Picture: BLOOMBERG/BRYAN VAN DER BEEK
Picture: BLOOMBERG/BRYAN VAN DER BEEK

JSE-listed real estate investment trust Octodec Investments has withdrawn its guidance and diversified its sources of funding as it prepares for the fallout from the Covid-19 pandemic.

The group, which has properties in the Johannesburg and Tshwane city centres, said it has recently secured a new R225m loan facility with Absa and is bracing for the prospect that some businesses may not be able to pay rent.

“Within reason, Octodec is committed to assisting its tenants to navigate through this challenging period and is dealing with requests for rental relief on a case-by-case basis, as a tenant-retention strategy.”
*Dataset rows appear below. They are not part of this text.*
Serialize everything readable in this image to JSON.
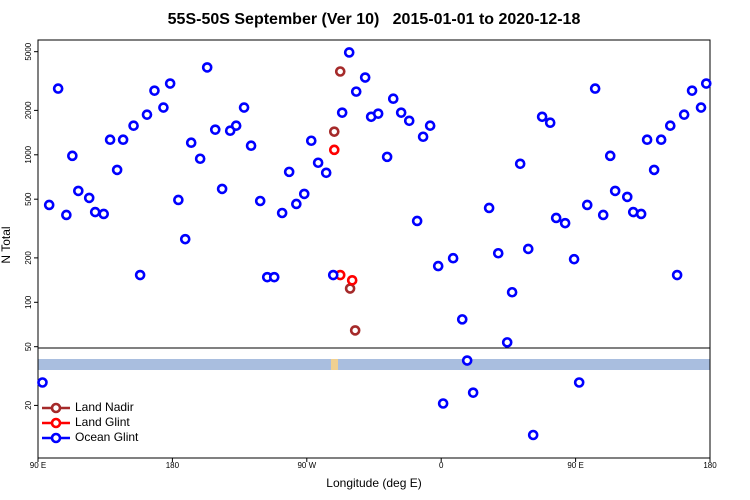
{
  "chart_data": {
    "type": "scatter",
    "title": "55S-50S September (Ver 10)   2015-01-01 to 2020-12-18",
    "xlabel": "Longitude (deg E)",
    "ylabel": "N Total",
    "xlim": [
      -270,
      180
    ],
    "ylim": [
      8.8,
      6000
    ],
    "log_y": true,
    "legend": "lower left",
    "xticks": [
      {
        "value": -270,
        "label": "90 E"
      },
      {
        "value": -180,
        "label": "180"
      },
      {
        "value": -90,
        "label": "90 W"
      },
      0,
      {
        "value": 90,
        "label": "90 E"
      },
      180
    ],
    "yticks": [
      20,
      50,
      100,
      200,
      500,
      1000,
      2000,
      5000
    ],
    "series": [
      {
        "name": "Land Nadir",
        "color": "#a52a2a",
        "x": [
          -67.6,
          -71.6,
          -61,
          -57.6
        ],
        "values": [
          3670,
          1435,
          124,
          64.5
        ]
      },
      {
        "name": "Land Glint",
        "color": "#ff0000",
        "x": [
          -71.6,
          -67.6,
          -59.6
        ],
        "values": [
          1080,
          153,
          141
        ]
      },
      {
        "name": "Ocean Glint",
        "color": "#0000ff",
        "x": [
          -267,
          -262.5,
          -256.5,
          -251,
          -247,
          -243,
          -235.7,
          -231.7,
          -226,
          -221.7,
          -217,
          -213,
          -206,
          -201.6,
          -197,
          -192,
          -186,
          -181.5,
          -176,
          -171.4,
          -167.4,
          -161.4,
          -156.7,
          -151.3,
          -146.7,
          -141.3,
          -137.3,
          -132,
          -127.3,
          -121.2,
          -116.5,
          -111.8,
          -106.5,
          -101.8,
          -97,
          -91.7,
          -87,
          -82.4,
          -77,
          -72.3,
          -66.3,
          -61.6,
          -56.9,
          -50.9,
          -46.9,
          -42.2,
          -36.2,
          -32.1,
          -26.8,
          -21.4,
          -16.1,
          -12.1,
          -7.4,
          -2,
          1.3,
          8,
          14.1,
          17.4,
          21.4,
          32.1,
          38.2,
          44.2,
          47.5,
          52.9,
          58.3,
          61.6,
          67.6,
          73,
          77,
          83,
          89,
          92.4,
          97.8,
          103.1,
          108.5,
          113.2,
          116.5,
          124.6,
          128.6,
          133.9,
          137.9,
          142.6,
          147.3,
          153.4,
          158,
          162.7,
          168,
          174,
          177.5
        ],
        "values": [
          28.6,
          457,
          2810,
          391,
          984,
          569,
          510,
          409,
          397,
          1265,
          790,
          1265,
          1575,
          153,
          1870,
          2720,
          2090,
          3040,
          494,
          268,
          1207,
          940,
          3910,
          1480,
          587,
          1456,
          1575,
          2090,
          1152,
          486,
          148,
          148,
          403,
          766,
          464,
          543,
          1245,
          883,
          755,
          153,
          1930,
          4940,
          2680,
          3340,
          1810,
          1900,
          968,
          2400,
          1930,
          1700,
          356,
          1325,
          1575,
          176,
          20.6,
          199,
          76.6,
          40.3,
          24.4,
          436,
          215,
          53.5,
          117,
          869,
          230,
          12.6,
          1810,
          1650,
          373,
          344,
          196,
          28.6,
          457,
          2810,
          391,
          984,
          569,
          518,
          409,
          397,
          1265,
          790,
          1265,
          1575,
          153,
          1870,
          2720,
          2090,
          3040
        ]
      }
    ]
  }
}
The group, which has a portfolio valued at about R12.8bn, said it has cash and undrawn facilities in excess of R600m, and remains well within its debt covenants. 

Octodec had said in October it expected no distribution growth for its year to end-August 2020, but has now withdrawn this.

“The flat GDP growth, rife unemployment, reduced disposable income and the uncertain political environment remain at levels that are not conducive to local economic growth,” the company said at the time.

In afternoon trade on Tuesday, the share price was up 3.55% to R7.30, having fallen 52.44% so far in 2020.